Certainly, there is a lot for investors and brokers to celebrate, given that stock and bond prices have both climbed to new bull-market peaks in the first half of the year.But as the markets have kept rising, so have anxieties that the long financial boom might be running out of time, or good fortune, or both. So investment commentaries of the moment are filled with advice on how to protect yourself from trouble.
"The current economic expansion, now in its eighth year, is very mature by historical standards," says Daniel Laufenberg at American Express Financial Advisers in Minnea-po-lis. "Age alone is not enough to end an expansion. What usually happens is that pressure points develop that ultimately choke the economy."
Potential weak spots are easy to find. There's the Asian financial crisis, for starters, and the jolts it has dealt to currency markets as well as stock and bond prices around the world.
"The U.S. is now benefiting from Asia's problems," note analysts at Standard & Poor's Corp. in the midyear forecast issue of that firm's weekly publication The Outlook. "But it's a balancing act, which could be upset by any of a number of developments.
"Further deterioration of the massive Japanese economy and continued weakness of the yen, or a Chinese currency devaluation, for example, could force the reeling Asian economies into depression and heighten the threat of global deflation."
The mere suggestion of such possibilities has already had one notable effect in the U.S. markets - sending stock and bond prices, which have often moved together over the 15 years since the start of the great bull market, scurrying in opposite directions.
Deflation talk inspires a rush to buy long-term Treasury bonds, which enjoy a long-standing reputation as the world's safest credit risk.
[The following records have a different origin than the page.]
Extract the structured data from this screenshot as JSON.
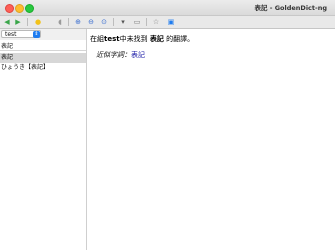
{
  "window": {
    "title": "表記 - GoldenDict-ng"
  },
  "toolbar": {
    "buttons": [
      {
        "name": "back-button",
        "icon": "arrow-left-icon",
        "glyph": "◀",
        "color": "#3aa64a"
      },
      {
        "name": "forward-button",
        "icon": "arrow-right-icon",
        "glyph": "▶",
        "color": "#3aa64a"
      },
      {
        "name": "scan-popup-button",
        "icon": "bulb-icon",
        "glyph": "●",
        "color": "#f2c21a"
      },
      {
        "name": "pronounce-button",
        "icon": "speaker-icon",
        "glyph": "◖",
        "color": "#9a9a9a"
      },
      {
        "name": "zoom-in-button",
        "icon": "zoom-in-icon",
        "glyph": "⊕",
        "color": "#3b6fd0"
      },
      {
        "name": "zoom-out-button",
        "icon": "zoom-out-icon",
        "glyph": "⊖",
        "color": "#3b6fd0"
      },
      {
        "name": "zoom-reset-button",
        "icon": "zoom-reset-icon",
        "glyph": "⊙",
        "color": "#3b6fd0"
      },
      {
        "name": "save-button",
        "icon": "save-icon",
        "glyph": "▾",
        "color": "#555555"
      },
      {
        "name": "print-button",
        "icon": "print-icon",
        "glyph": "▭",
        "color": "#777777"
      },
      {
        "name": "add-favorite-button",
        "icon": "star-icon",
        "glyph": "☆",
        "color": "#777777"
      },
      {
        "name": "dictionary-bar-button",
        "icon": "dictionary-icon",
        "glyph": "▣",
        "color": "#1e7cf0"
      }
    ]
  },
  "leftpane": {
    "group_select": {
      "value": "test"
    },
    "search": {
      "value": "表記"
    },
    "word_list": [
      {
        "label": "表記",
        "selected": true
      },
      {
        "label": "ひょうき【表記】",
        "selected": false
      }
    ]
  },
  "article": {
    "prefix": "在組",
    "group": "test",
    "middle": "中未找到",
    "word": "表記",
    "suffix": "的翻譯。",
    "similar_label": "近似字詞：",
    "similar_word": "表記"
  }
}
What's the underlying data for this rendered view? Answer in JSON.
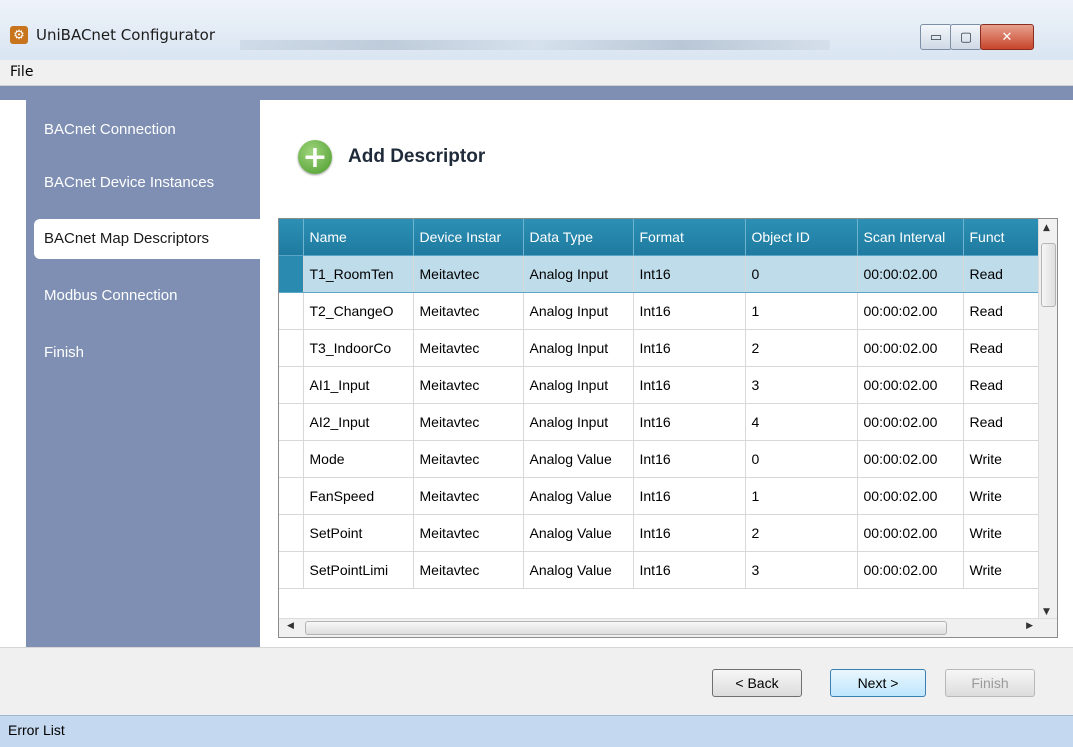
{
  "window": {
    "title": "UniBACnet Configurator",
    "min": "▭",
    "max": "▢",
    "close": "✕"
  },
  "menu": {
    "file": "File"
  },
  "sidebar": {
    "items": [
      {
        "label": "BACnet Connection"
      },
      {
        "label": "BACnet Device Instances"
      },
      {
        "label": "BACnet Map Descriptors",
        "active": true
      },
      {
        "label": "Modbus Connection"
      },
      {
        "label": "Finish"
      }
    ]
  },
  "main": {
    "add_label": "Add Descriptor",
    "plus_glyph": "+"
  },
  "grid": {
    "columns": [
      "Name",
      "Device Instar",
      "Data Type",
      "Format",
      "Object ID",
      "Scan Interval",
      "Funct"
    ],
    "rows": [
      [
        "T1_RoomTen",
        "Meitavtec",
        "Analog Input",
        "Int16",
        "0",
        "00:00:02.00",
        "Read"
      ],
      [
        "T2_ChangeO",
        "Meitavtec",
        "Analog Input",
        "Int16",
        "1",
        "00:00:02.00",
        "Read"
      ],
      [
        "T3_IndoorCo",
        "Meitavtec",
        "Analog Input",
        "Int16",
        "2",
        "00:00:02.00",
        "Read"
      ],
      [
        "AI1_Input",
        "Meitavtec",
        "Analog Input",
        "Int16",
        "3",
        "00:00:02.00",
        "Read"
      ],
      [
        "AI2_Input",
        "Meitavtec",
        "Analog Input",
        "Int16",
        "4",
        "00:00:02.00",
        "Read"
      ],
      [
        "Mode",
        "Meitavtec",
        "Analog Value",
        "Int16",
        "0",
        "00:00:02.00",
        "Write"
      ],
      [
        "FanSpeed",
        "Meitavtec",
        "Analog Value",
        "Int16",
        "1",
        "00:00:02.00",
        "Write"
      ],
      [
        "SetPoint",
        "Meitavtec",
        "Analog Value",
        "Int16",
        "2",
        "00:00:02.00",
        "Write"
      ],
      [
        "SetPointLimi",
        "Meitavtec",
        "Analog Value",
        "Int16",
        "3",
        "00:00:02.00",
        "Write"
      ]
    ],
    "selected_row": 0
  },
  "buttons": {
    "back": "< Back",
    "next": "Next >",
    "finish": "Finish"
  },
  "status": {
    "text": "Error List"
  },
  "colors": {
    "sidebar": "#7e8fb3",
    "grid_header": "#1f7aa0",
    "selected_row": "#bfdcea",
    "statusbar": "#c4d8ef"
  }
}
Rising bond prices have driven government bond yields down in recent days to their lowest levels since the 1960s and early 1970s.
That same deflation talk gives very little comfort to stock investors, who have corporate earnings prospects to worry about.
Investors who can't sort out where all this will lead can protect themselves to a considerable degree by staying diversified between stocks and bonds. "The way you buy low and sell high is to keep rebalancing," says Bill Dawson, who oversees bond investments at Federated Investors, manager of a $96 billion fund family in Pittsburgh.
As the stock bull market has aged, increased fears have been raised that a crack-up on Wall Street might do a lot of damage to the Main Street producing and consuming economy.